24 En Noach ontwaakte van zijn wijn; en hij merkte wat zijn kleinste zoon hem gedaan had.
Noah ni misur parui e a thangcuem torei teh a capa cahnoung e ni a sak e a panue.
25 En hij zeide: Vervloekt zij Kanaan; een knecht der knechten zij hij zijn broederen!
Hatdawkvah, Kanaan teh thoebo lah awm seh. A hmau roi koe san thung dawk e san lah awm seh.
26 Voorts zeide hij: Gezegend zij de HEERE, de God van Sem; en Kanaan zij hem een knecht!
Hahoi, Shem e BAWIPA Cathut teh yawhawinae awm seh. Kanaan teh ahni koe san lah awm seh.
27 God breide Jafeth uit, en hij wone in Sems tenten! en Kanaan zij hem een knecht!

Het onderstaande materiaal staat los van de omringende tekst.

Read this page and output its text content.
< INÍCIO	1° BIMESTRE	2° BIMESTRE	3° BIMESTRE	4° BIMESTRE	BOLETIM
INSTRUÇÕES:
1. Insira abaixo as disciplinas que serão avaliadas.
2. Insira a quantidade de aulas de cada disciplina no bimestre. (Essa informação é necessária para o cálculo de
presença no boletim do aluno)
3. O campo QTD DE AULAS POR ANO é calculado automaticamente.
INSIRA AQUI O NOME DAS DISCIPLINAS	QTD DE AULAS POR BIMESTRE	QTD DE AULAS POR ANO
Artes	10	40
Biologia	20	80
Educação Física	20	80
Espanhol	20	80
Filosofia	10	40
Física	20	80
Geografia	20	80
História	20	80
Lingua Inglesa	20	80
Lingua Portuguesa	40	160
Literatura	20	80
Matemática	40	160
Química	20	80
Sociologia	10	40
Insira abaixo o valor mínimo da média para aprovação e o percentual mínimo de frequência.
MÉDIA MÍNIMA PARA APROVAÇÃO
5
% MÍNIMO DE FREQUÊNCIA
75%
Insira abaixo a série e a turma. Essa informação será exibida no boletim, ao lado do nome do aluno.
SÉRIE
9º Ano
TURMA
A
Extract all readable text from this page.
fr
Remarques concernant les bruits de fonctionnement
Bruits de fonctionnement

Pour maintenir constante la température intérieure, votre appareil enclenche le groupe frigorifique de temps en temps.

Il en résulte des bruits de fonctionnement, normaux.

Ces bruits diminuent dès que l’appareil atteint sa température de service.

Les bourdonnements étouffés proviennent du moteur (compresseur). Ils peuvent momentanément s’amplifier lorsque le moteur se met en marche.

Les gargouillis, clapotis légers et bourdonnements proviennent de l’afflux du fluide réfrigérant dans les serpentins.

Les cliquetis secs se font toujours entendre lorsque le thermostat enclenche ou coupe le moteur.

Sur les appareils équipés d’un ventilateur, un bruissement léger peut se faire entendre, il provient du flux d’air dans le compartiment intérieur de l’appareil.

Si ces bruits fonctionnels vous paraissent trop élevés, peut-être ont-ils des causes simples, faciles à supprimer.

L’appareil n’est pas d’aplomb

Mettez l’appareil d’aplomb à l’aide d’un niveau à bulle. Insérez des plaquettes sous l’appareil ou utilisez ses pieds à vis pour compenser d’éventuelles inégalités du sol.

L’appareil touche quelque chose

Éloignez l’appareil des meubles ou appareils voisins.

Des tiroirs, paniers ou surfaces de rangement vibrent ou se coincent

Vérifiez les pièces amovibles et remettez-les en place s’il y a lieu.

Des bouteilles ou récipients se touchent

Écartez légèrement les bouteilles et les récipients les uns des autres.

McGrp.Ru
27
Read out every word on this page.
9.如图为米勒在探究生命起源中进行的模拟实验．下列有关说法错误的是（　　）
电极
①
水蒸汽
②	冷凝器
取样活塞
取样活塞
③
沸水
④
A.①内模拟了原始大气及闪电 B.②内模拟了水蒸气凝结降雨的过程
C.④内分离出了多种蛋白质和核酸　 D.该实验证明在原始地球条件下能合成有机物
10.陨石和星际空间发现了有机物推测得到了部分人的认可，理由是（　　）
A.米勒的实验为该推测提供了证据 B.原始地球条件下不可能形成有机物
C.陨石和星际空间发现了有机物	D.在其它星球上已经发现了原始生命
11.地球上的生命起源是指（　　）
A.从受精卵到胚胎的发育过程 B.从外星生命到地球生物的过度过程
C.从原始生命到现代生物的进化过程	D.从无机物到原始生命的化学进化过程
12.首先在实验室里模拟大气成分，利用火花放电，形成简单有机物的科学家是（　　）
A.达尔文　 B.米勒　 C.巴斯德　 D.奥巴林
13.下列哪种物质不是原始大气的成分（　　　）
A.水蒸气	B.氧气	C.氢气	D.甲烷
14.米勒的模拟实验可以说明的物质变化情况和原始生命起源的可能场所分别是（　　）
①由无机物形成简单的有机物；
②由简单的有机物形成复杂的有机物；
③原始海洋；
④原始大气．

Cathut ni Japheth teh len nateh roung seh. Shem e lukkareiim dawk awm seh. Kanaan teh ahni koe san lah awm seh telah atipouh.
28 En Noach leefde na den vloed driehonderd en vijftig jaren.
Noah teh tuikamuem a tho hnukkhu kum 350 a hring.
29 Zo waren al de dagen van Noach negenhonderd en vijftig jaren; en hij stierf.
Noah e a hringnae teh kum 950 touh a pha teh a due.